Bogordaily.net – Tiga pemuda nyaris menjadi korban ganasnya arus sungai setelah terjebak di tengah aliran Curug Niagara, Kampung Dayeuh, Desa Sukanagara, Kecamatan Jonggol, Kabupaten Bogor.
Peristiwa ini terjadi saat debit air sungai meningkat secara tiba-tiba akibat hujan deras yang mengguyur wilayah hulu.
Insiden tersebut berlangsung pada Sabtu, 17 Januari 2026, menjelang sore hari. Ketiga pemuda berinisial AP (20), IW (19), dan E (19) awalnya tidak menyadari adanya potensi bahaya saat beraktivitas di sekitar sungai, lantaran kondisi cuaca di lokasi terlihat cerah.
Menurut keterangan kepolisian, ketiganya semula memancing di tepi sungai. Namun, karena merasa aman dan melihat air sungai dalam kondisi dangkal, mereka memutuskan berpindah ke area tengah sungai.
“Awalnya ketiga pemuda itu mancing di pinggir sungai, namun atas ajakan salah satu dari mereka, akhirnya pindahlah posisinya ke tengah.

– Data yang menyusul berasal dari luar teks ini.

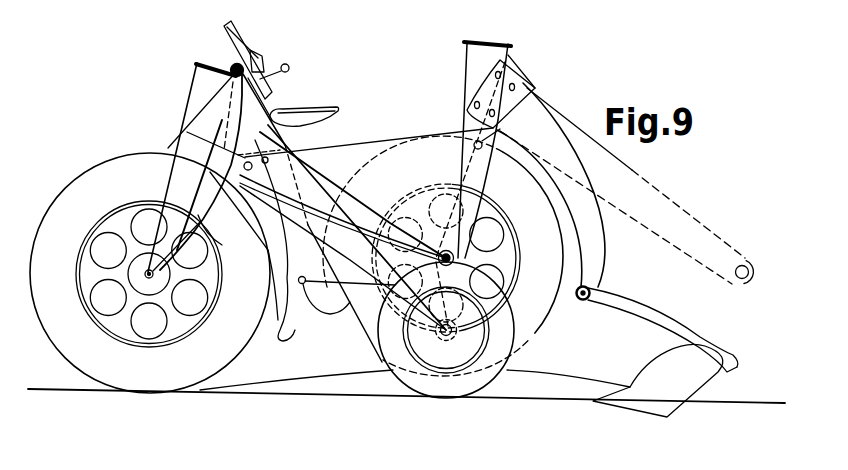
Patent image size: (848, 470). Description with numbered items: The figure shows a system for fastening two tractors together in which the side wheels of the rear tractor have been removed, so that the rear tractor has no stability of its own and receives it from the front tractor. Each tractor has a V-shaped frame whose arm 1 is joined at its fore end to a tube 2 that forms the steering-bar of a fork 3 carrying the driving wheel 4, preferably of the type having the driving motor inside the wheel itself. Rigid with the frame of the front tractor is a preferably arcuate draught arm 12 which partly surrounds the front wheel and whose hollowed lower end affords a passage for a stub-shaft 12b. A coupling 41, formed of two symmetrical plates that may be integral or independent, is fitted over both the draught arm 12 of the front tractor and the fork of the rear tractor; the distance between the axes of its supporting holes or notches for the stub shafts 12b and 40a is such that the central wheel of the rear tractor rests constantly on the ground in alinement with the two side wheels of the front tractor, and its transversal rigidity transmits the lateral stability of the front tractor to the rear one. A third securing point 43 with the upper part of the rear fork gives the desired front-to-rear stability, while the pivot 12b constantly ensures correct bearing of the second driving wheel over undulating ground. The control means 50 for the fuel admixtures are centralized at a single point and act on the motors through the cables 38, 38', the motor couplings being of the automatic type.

The arm 1 is at (258, 118).
The tube 2 is at (470, 69).
The fork 3 is at (196, 195).
The driving wheel 4 is at (219, 352).
The draught arm 12 is at (290, 318).
The stub-shaft 12b is at (347, 296).
The cable 38 is at (226, 248).
The cable 38' is at (304, 126).
The stub shaft 40a is at (455, 262).
The coupling 41 is at (343, 157).
The securing point 43 is at (493, 127).
The control means 50 is at (289, 66).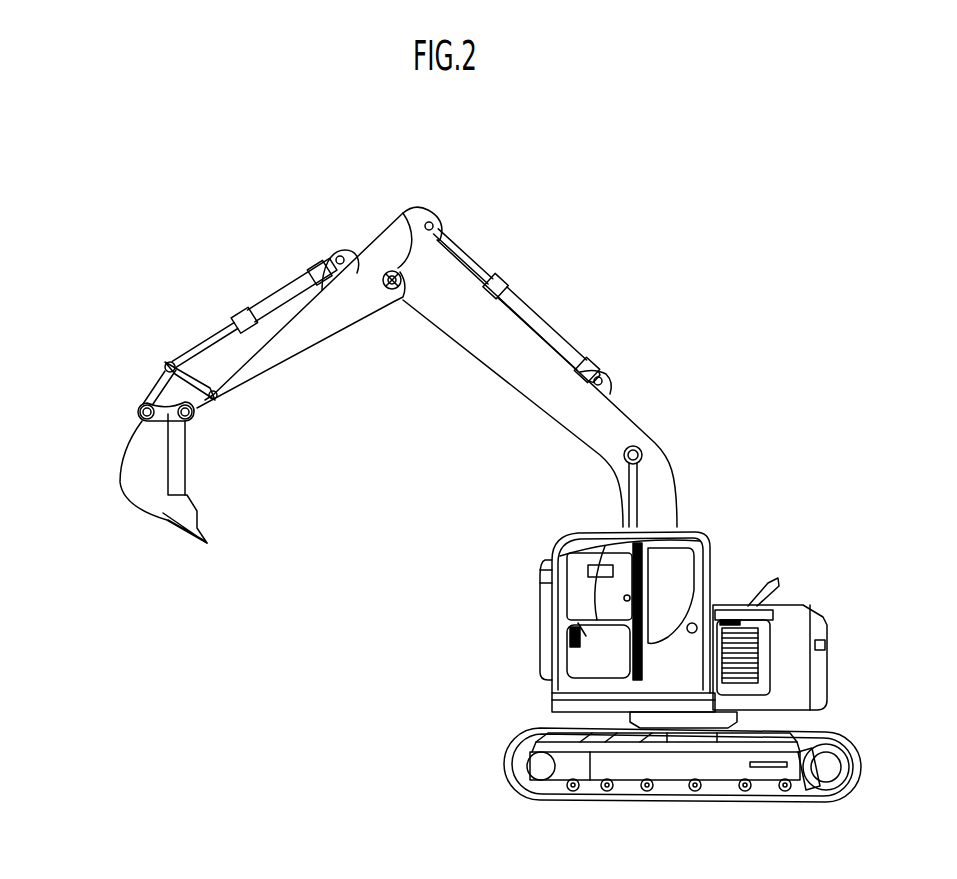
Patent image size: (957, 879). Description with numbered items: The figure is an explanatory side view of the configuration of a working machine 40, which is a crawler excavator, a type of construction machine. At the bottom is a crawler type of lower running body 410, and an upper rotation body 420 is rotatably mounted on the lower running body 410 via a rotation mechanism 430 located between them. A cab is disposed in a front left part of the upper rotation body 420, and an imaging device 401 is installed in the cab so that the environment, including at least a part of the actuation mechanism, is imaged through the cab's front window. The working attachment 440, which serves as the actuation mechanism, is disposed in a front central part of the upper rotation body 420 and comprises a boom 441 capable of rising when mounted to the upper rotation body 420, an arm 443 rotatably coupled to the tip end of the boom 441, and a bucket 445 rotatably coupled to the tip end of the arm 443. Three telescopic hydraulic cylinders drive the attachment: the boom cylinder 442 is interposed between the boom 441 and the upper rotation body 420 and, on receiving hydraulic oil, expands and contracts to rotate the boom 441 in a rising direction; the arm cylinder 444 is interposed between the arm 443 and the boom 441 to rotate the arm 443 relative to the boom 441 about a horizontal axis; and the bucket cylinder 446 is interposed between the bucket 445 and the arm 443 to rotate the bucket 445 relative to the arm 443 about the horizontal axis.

The working machine 40 is at (797, 362).
The imaging device 401 is at (685, 537).
The lower running body 410 is at (858, 752).
The upper rotation body 420 is at (838, 648).
The rotation mechanism 430 is at (742, 718).
The working attachment 440 is at (467, 216).
The boom 441 is at (667, 488).
The boom cylinder 442 is at (622, 513).
The arm 443 is at (302, 340).
The arm cylinder 444 is at (530, 318).
The bucket 445 is at (122, 465).
The bucket cylinder 446 is at (265, 302).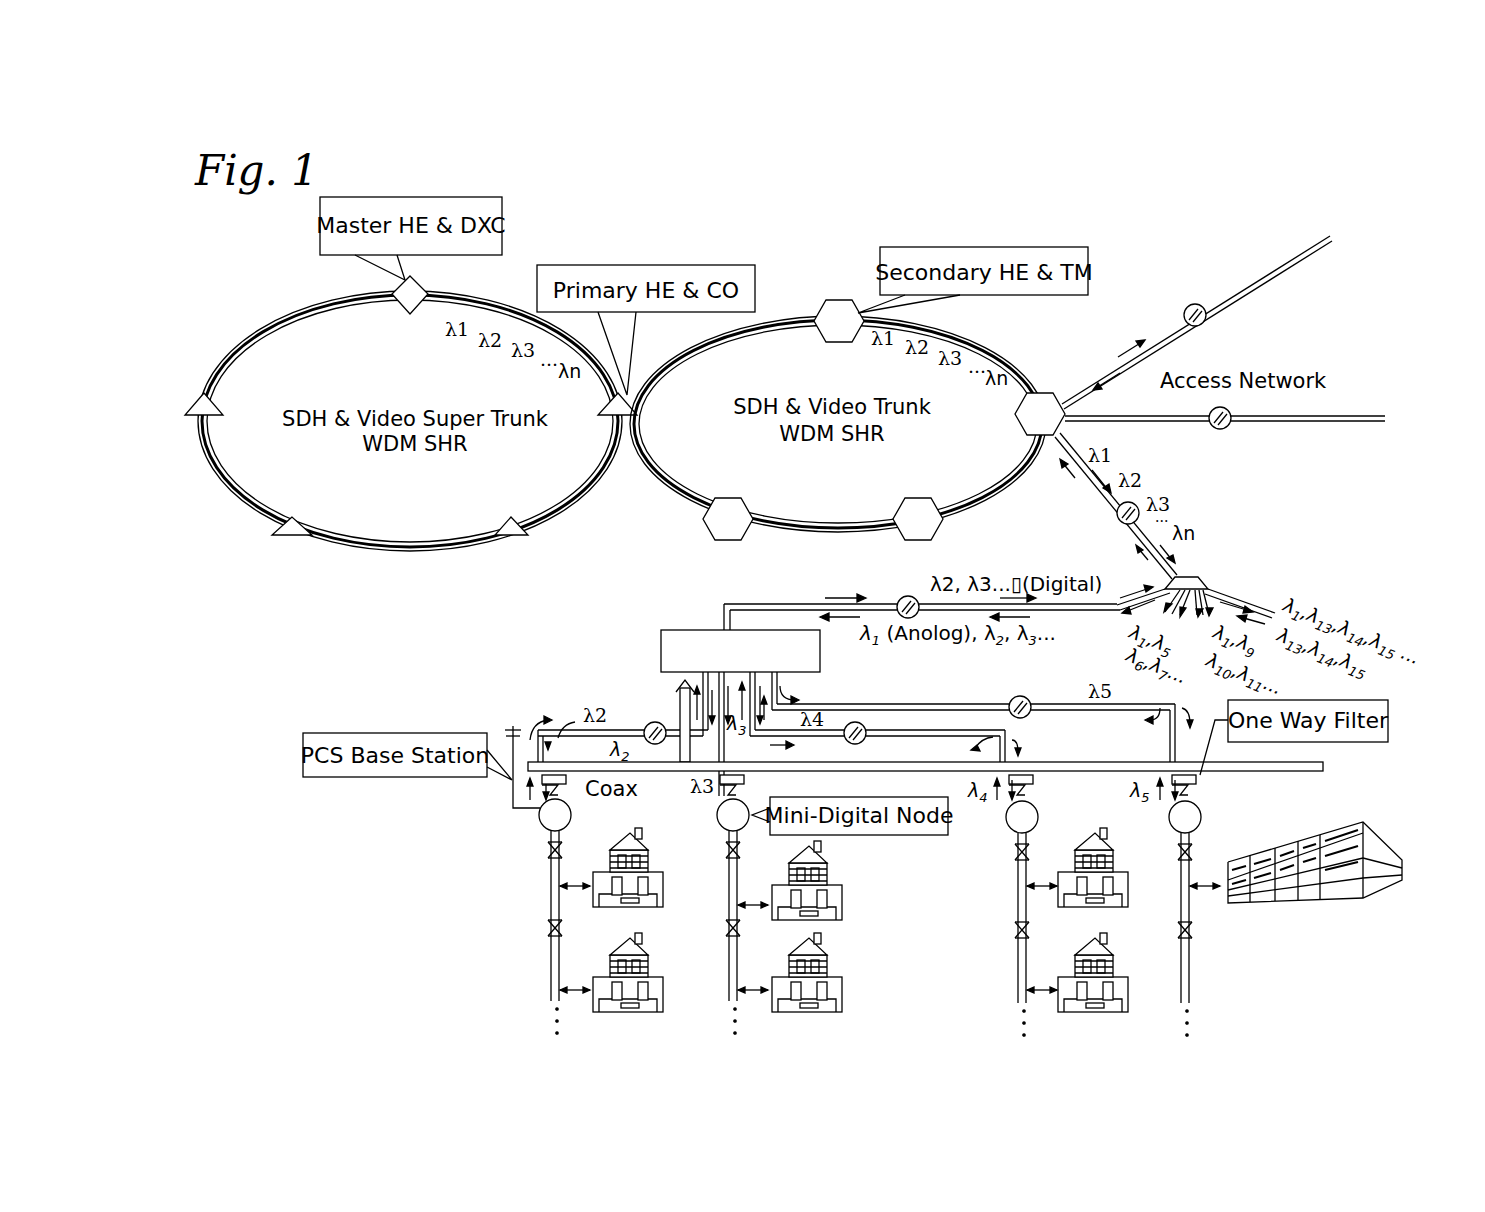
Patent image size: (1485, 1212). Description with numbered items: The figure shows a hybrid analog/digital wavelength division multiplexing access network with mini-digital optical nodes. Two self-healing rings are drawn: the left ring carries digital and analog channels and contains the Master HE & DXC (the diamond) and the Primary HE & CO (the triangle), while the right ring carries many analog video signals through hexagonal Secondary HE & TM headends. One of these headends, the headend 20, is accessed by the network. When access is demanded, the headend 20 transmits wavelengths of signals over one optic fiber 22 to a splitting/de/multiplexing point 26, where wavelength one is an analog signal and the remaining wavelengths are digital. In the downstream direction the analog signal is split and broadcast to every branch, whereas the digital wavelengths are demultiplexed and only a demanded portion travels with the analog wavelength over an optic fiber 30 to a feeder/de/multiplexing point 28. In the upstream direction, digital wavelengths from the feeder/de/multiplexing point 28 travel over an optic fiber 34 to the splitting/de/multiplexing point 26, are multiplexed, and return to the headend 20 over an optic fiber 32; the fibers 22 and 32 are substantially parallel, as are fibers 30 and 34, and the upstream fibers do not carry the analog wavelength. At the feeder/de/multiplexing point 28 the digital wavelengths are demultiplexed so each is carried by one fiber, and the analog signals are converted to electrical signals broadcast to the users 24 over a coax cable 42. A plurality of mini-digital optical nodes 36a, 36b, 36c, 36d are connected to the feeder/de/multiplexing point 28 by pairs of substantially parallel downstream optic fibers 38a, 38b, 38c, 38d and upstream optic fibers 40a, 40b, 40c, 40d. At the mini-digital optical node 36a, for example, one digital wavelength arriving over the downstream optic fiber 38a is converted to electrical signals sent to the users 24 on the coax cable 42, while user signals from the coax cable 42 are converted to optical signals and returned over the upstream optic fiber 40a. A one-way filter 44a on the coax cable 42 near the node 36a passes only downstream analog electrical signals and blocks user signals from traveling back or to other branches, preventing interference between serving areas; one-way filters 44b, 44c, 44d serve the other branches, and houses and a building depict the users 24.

The headend 20 is at (1040, 393).
The optic fiber 22 is at (1068, 450).
The users 24 is at (664, 890).
The splitting/de/multiplexing point 26 is at (1437, 553).
The feeder/de/multiplexing point 28 is at (692, 630).
The optic fiber 30 is at (1077, 612).
The optic fiber 32 is at (1113, 500).
The optic fiber 34 is at (884, 600).
The mini-digital optical node 36a is at (541, 826).
The mini-digital optical node 36b is at (718, 826).
The mini-digital optical node 36c is at (1007, 828).
The mini-digital optical node 36d is at (1203, 816).
The downstream optic fiber 38a is at (610, 732).
The downstream optic fiber 38b is at (724, 735).
The downstream optic fiber 38c is at (917, 727).
The downstream optic fiber 38d is at (1053, 704).
The upstream optic fiber 40a is at (578, 728).
The upstream optic fiber 40b is at (705, 748).
The upstream optic fiber 40c is at (946, 736).
The upstream optic fiber 40d is at (1118, 713).
The coax cable 42 is at (678, 706).
The one-way filter 44a is at (568, 790).
The one-way filter 44b is at (746, 780).
The one-way filter 44c is at (1035, 781).
The one-way filter 44d is at (1198, 781).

Saat itu mereka menyeberang ke tengah karena kali tersebut dangkal dan cuaca cerah,” kata Kapolsek Jonggol, Kompol Hida Tjahjono, Minggu, 18 Januari 2026.
Ketiganya kemudian berdiri di atas batu berukuran besar yang berada di tengah aliran sungai. Tanpa disadari, hujan deras yang turun di wilayah hulu, khususnya di daerah Cariu dan Tanjungsari, menyebabkan debit air meningkat dengan cepat.
Perubahan kondisi sungai terjadi secara perlahan namun pasti. Arus air yang semula tenang berubah menjadi deras dan ketinggian air terus bertambah, hingga akhirnya menutup jalur yang bisa digunakan untuk kembali ke tepi sungai.
“Tanpa mereka sadari tinggi air berangsur-angsur naik dan arus air menjadi deras. Sehingga ketiga korban terjebak diatas bebatuan besar di tengah aliran sungai,” ucap Hadi.
Kondisi tersebut membuat ketiga pemuda tidak dapat menyelamatkan diri dan terjebak cukup lama di tengah sungai. Warga sekitar yang melihat kejadian itu kemudian melaporkan situasi tersebut kepada pihak berwenang.
Proses Evakuasi
Sekitar pukul 15.30 WIB, tim SAR gabungan bersama BPBD Kabupaten Bogor bergerak menuju lokasi untuk melakukan proses penyelamatan.
Proses evakuasi berlangsung cukup menegangkan mengingat arus sungai yang deras dan tidak tersedianya perahu karet di lokasi.
Berdasarkan video yang beredar di media sosial, petugas BPBD harus berenang menyeberangi sungai dengan arus kuat demi membawa tali tambang.
Tali tersebut kemudian digunakan sebagai lintasan evakuasi untuk menyelamatkan ketiga korban satu per satu dari atas bebatuan.
Upaya penyelamatan tersebut akhirnya membuahkan hasil. Setelah melalui proses evakuasi yang cukup dramatis, ketiga pemuda berhasil dipindahkan ke lokasi aman.
“Sekitar pukul 18.30 WIB, ketiga orang korban berhasil dievakuasi dalam keadaan baik, dan dilakukan pengecekan kesehatan dan dinyatakan dalam kondisi baik dan sehat, saat ini para korban sudah dikembalikan kepada pihak keluarga,” pungkasnya.